A University program that allows University students to work with two local high schools — Henry and Central — Take Charge helps high school students understand public health issues they feel are important to them as well as issues that are important to their community.
This year, 16 University students worked as “coaches” to challenge and encourage the students, and to also serve as resources.
“Take Charge is a great learning opportunity for myself as well as an opportunity to make a social contribution,” said Sara Martinka, a Take Charge coach.
Michonne Bertrand, a Take Charge program coordinator, said one of the main tasks of the program is for the coaches to ask more questions than give answers.
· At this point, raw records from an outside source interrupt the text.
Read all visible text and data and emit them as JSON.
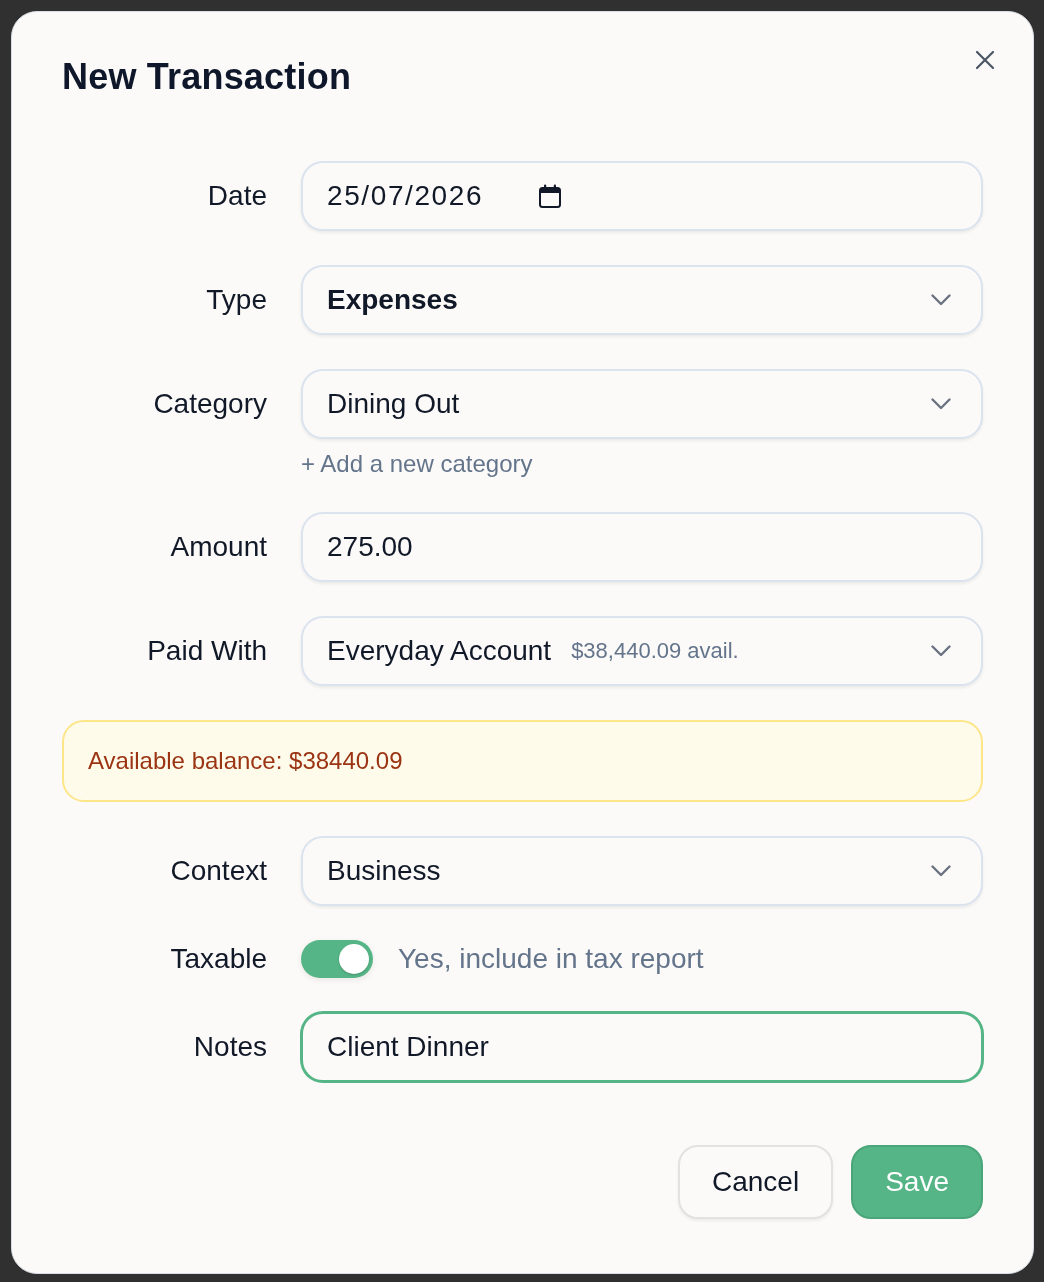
{
  "dialog": {
    "title": "New Transaction"
  },
  "form": [
    {
      "kind": "date",
      "label": "Date",
      "value": "25/07/2026",
      "emphasis": false,
      "focused": false
    },
    {
      "kind": "select",
      "label": "Type",
      "value": "Expenses",
      "emphasis": true,
      "focused": false
    },
    {
      "kind": "select",
      "label": "Category",
      "value": "Dining Out",
      "emphasis": false,
      "focused": false,
      "link": "+ Add a new category"
    },
    {
      "kind": "text",
      "label": "Amount",
      "value": "275.00",
      "emphasis": false,
      "focused": false
    },
    {
      "kind": "select",
      "label": "Paid With",
      "value": "Everyday Account",
      "hint": "$38,440.09 avail.",
      "emphasis": false,
      "focused": false
    },
    {
      "kind": "alert",
      "text": "Available balance: $38440.09"
    },
    {
      "kind": "select",
      "label": "Context",
      "value": "Business",
      "emphasis": false,
      "focused": false
    },
    {
      "kind": "toggle",
      "label": "Taxable",
      "on": true,
      "caption": "Yes, include in tax report"
    },
    {
      "kind": "text",
      "label": "Notes",
      "value": "Client Dinner",
      "emphasis": false,
      "focused": true
    }
  ],
  "buttons": [
    {
      "kind": "secondary",
      "label": "Cancel"
    },
    {
      "kind": "primary",
      "label": "Save"
    }
  ]
}
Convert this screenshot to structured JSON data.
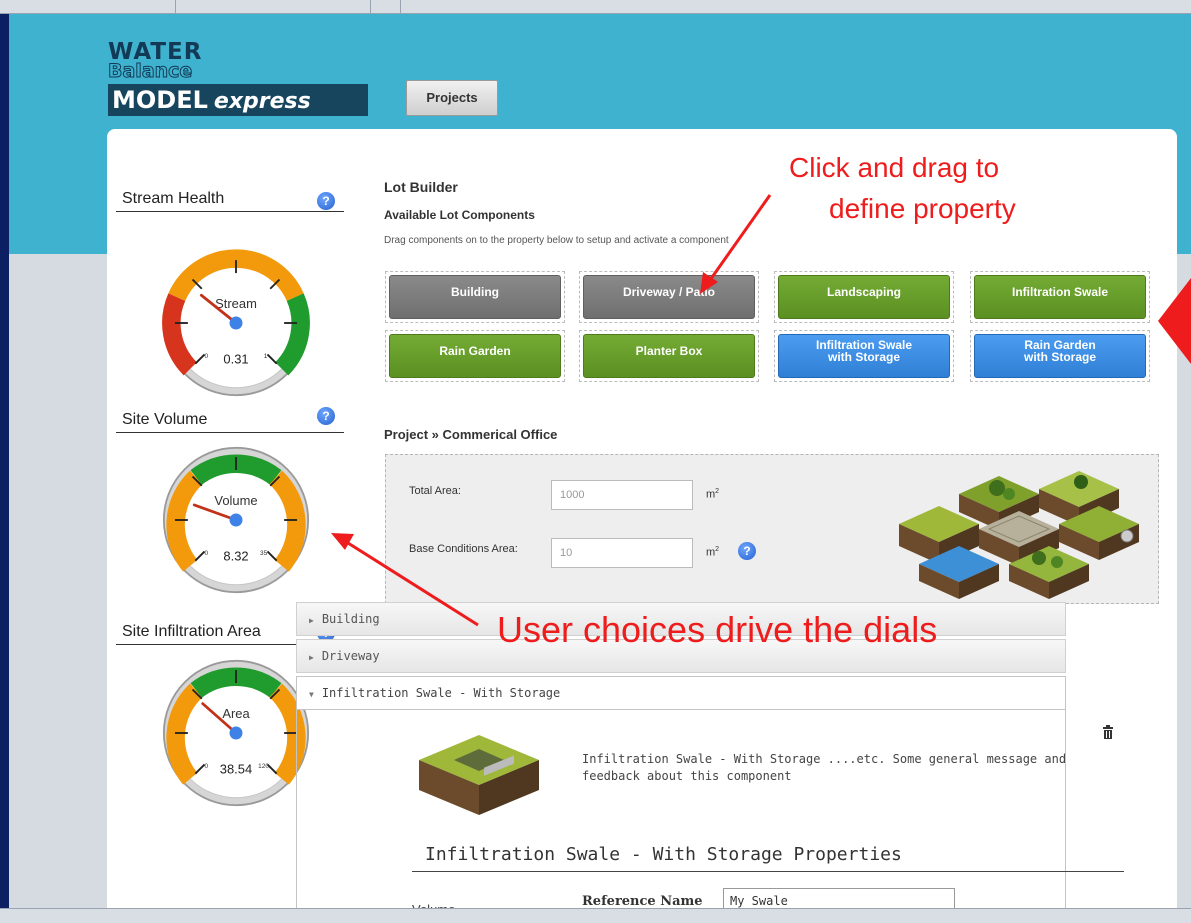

“The students often times feel like they can’t do something, and the coaches are there to remind the students that they can, and to let them know that they believe in them,” Bertrand said. “The coaches aren’t there to do the work for the students, they are there to help the students go through the right steps to accomplish their goals, and to act as a resource.”
High school students select public health issues that are important to them in the beginning of the school year.
“The students are passionate about the issues,” Bertrand said. This usually creates a lot of variation from year to year, she added.
This year’s issues involved artistic expression, abuse, cultural interpretation, teenage sexual responsibility, racism/cultural stereotypes and violence.
Each group decides on a project they want to accomplish in the coming year. The project will then benefit not only themselves, but their school, and sometimes the community as a whole.
One of these projects is the basketball tournament, which was decided upon to help promote anti-violence. Bertrand said that the Henry High School students wanted to provide an extracurricular activity for kids to do after school because they felt there wasn’t much for them to do in their neighborhood.
“The students got the community to provide door prizes and refreshments,” Bertrand said. They even got a DJ to provide entertainment.
Although not all of the groups end up doing what they set out to do at the beginning of the year, the process of identifying and trying to accomplish their goals is just as important as the final project, Bertrand said.
Another group’s final project was to get suicide information introduced into the high school’s curriculum. Students at Central High School lobbied the administration and won.
“The students were able to make a lasting change, that will impact future classes,” Bertrand said.